Du hast natürlich recht, Matthias. Eine Mehrfachvererbung im Sinne von  C++ gibt es bei Java nicht. Das Schlüsselwort 'SUPER' spricht  nur die vererbende Klasse an. Und das macht auch Sinn. Anderenfalls würde jede Klasse, die den SUPER-Konstruktor aufruft, die Klasse 'object' ansprechen...


----------



## kittie (6. April 2004)

Hm..... also am Konstruktor liegt es anscheinend nicht,die Konstruktoren sind übrigens in KMaske0 definiert.... (Sortierverfahren erbt aus KMaske1 erbt aus KMaske0) 
Wie bekomme ich das hin, dass Sortierverfahren ein Interface ist. bzw wie lautet die Syntax für Interfaces?(Sorry.... überhaupt keine Ahnung von..)

P.s. Ich bekomme folgenden Fehler, wenn ich im Konstruktor zwei Werte übergeben lasse: Sortierverfahren.java:20:'class' or 'interface' expected


----------



## Snape (14. April 2004)

> _Original geschrieben von kittie _
> Hm..... also am Konstruktor liegt es anscheinend nicht,die Konstruktoren sind übrigens in KMaske0 definiert.... (Sortierverfahren erbt aus KMaske1 erbt aus KMaske0)



Jein. Wenn in KMaske0 ein Konstruktor mit 3 Parametern vorhanden ist, muss in den von KMaske0 abgeleiteten Klassen ebenfalls ein Konstruktor mit 3 Parametern vorhanden sein. Notfalls einfach
KMaske1(p1, p2, p3)
{
super(p1, p2, p3);
}

und gut is.



> Wie bekomme ich das hin, dass Sortierverfahren ein Interface ist. bzw wie lautet die Syntax für Interfaces?(Sorry.... überhaupt keine Ahnung von..)

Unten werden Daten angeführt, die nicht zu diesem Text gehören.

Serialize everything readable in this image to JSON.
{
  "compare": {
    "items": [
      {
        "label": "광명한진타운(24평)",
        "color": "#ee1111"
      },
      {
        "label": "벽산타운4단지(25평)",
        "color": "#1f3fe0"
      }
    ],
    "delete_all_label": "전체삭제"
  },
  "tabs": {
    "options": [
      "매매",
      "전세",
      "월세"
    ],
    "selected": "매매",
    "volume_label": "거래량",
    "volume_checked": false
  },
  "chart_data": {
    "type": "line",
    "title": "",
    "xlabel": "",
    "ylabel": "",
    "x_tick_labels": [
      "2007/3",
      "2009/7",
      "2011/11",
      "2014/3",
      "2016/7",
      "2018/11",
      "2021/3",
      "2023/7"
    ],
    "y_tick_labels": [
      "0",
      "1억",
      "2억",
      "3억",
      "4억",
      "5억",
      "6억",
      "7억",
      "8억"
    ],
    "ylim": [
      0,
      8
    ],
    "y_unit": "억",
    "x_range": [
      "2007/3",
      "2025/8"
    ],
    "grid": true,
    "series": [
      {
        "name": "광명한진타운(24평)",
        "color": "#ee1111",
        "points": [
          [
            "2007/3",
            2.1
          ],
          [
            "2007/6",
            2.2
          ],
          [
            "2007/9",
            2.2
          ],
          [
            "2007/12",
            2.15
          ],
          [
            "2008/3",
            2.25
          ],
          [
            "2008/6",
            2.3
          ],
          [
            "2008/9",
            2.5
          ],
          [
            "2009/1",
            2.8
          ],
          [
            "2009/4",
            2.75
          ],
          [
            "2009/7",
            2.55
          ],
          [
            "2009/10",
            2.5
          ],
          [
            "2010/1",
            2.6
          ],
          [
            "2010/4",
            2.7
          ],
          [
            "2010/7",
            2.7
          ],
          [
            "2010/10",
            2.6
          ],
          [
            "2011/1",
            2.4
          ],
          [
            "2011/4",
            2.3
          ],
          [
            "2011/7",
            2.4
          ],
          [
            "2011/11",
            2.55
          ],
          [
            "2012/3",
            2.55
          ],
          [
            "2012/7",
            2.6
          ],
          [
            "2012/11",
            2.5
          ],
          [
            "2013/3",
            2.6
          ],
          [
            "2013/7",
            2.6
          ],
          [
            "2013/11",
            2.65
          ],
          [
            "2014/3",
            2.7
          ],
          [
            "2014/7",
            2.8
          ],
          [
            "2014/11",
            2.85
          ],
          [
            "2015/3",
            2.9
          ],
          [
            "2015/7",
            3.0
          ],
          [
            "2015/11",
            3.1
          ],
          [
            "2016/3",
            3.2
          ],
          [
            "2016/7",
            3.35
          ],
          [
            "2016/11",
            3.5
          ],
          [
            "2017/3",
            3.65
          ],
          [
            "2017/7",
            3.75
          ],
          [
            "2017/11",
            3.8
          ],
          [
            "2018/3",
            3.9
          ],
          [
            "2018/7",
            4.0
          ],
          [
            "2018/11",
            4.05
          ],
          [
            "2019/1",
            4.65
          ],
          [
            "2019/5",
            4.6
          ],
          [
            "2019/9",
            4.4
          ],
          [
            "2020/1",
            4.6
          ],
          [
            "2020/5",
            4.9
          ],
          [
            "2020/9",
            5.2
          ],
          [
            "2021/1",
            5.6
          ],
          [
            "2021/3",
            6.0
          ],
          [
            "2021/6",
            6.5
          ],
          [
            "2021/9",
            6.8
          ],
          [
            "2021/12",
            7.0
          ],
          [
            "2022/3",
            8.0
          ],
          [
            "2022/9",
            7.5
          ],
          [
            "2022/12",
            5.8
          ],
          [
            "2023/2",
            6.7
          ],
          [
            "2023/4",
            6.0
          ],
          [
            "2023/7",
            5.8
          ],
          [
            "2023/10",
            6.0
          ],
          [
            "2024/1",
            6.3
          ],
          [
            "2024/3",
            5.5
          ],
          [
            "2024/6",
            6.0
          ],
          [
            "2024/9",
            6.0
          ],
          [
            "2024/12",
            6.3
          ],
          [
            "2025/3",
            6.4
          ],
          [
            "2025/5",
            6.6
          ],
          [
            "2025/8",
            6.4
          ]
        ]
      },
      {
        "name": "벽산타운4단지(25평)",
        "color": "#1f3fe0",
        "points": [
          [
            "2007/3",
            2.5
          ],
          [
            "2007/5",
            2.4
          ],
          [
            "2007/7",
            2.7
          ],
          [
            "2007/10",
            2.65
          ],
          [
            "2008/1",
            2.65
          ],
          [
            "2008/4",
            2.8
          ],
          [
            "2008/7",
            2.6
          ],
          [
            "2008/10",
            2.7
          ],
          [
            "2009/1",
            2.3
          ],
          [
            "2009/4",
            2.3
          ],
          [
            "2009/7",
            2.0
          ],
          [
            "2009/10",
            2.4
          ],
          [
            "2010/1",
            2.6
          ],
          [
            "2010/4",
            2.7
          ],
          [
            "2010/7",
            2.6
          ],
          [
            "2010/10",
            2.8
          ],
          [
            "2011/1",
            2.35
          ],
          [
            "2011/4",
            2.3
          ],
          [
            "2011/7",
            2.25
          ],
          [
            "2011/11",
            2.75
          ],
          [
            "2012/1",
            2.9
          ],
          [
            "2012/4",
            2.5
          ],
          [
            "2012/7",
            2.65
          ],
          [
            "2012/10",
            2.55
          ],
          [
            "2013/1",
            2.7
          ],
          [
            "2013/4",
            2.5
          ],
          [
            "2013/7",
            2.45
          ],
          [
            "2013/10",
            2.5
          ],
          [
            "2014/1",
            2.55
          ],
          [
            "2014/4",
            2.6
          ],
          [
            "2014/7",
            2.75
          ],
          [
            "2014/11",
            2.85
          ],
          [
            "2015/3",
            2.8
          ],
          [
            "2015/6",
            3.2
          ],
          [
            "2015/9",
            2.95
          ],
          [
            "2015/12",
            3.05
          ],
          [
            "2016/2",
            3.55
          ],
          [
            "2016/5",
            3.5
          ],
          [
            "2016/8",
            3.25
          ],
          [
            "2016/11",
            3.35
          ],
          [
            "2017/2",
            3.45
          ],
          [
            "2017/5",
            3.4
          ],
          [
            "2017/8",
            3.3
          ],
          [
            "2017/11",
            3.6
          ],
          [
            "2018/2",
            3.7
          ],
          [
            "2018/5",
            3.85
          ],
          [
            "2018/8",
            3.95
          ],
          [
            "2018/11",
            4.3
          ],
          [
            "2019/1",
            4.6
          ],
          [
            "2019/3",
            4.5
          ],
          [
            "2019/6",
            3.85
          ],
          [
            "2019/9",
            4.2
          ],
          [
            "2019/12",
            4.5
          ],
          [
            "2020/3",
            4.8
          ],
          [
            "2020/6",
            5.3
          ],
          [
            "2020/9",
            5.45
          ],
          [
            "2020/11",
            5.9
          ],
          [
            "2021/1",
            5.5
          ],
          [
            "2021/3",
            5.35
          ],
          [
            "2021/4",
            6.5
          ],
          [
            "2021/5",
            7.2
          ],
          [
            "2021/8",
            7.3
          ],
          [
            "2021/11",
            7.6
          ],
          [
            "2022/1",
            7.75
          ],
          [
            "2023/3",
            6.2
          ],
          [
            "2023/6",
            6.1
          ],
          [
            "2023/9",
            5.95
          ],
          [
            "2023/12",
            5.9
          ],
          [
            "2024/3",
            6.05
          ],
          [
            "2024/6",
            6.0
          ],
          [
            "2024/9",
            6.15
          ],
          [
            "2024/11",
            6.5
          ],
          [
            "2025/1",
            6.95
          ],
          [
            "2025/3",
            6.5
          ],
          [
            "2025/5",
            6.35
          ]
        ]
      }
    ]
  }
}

Schnapp Dir ein Buch dazu.
Nur kurz: Ein Interface ist eine eigene Klasse. In ihr werden lediglich Methoden definiert (nicht implementiert!), die alle Klassen implementieren müssen, die dieses Interface benutzen wollen. Also wenn Du ein Interface MyInterface angelegt hast:

public interface MyInterface
{
	public void blaBlubChanged(BlaBlubEvent evt);
}

Dann kann ich in meiner Klasse das Interface so einbauen:
class MyClass implements MyInterface
{
...
public void blaBlubChanged(BlaBlubEvent evt)
{ // hier tue ich was ich für richtig halte, z.B.
System.out.println("Hallo Welt");
}
}

Meistens werden Interfaces als Listener benutzt, aber das jetzt hier zu erklären ginge echt zu weit...


----------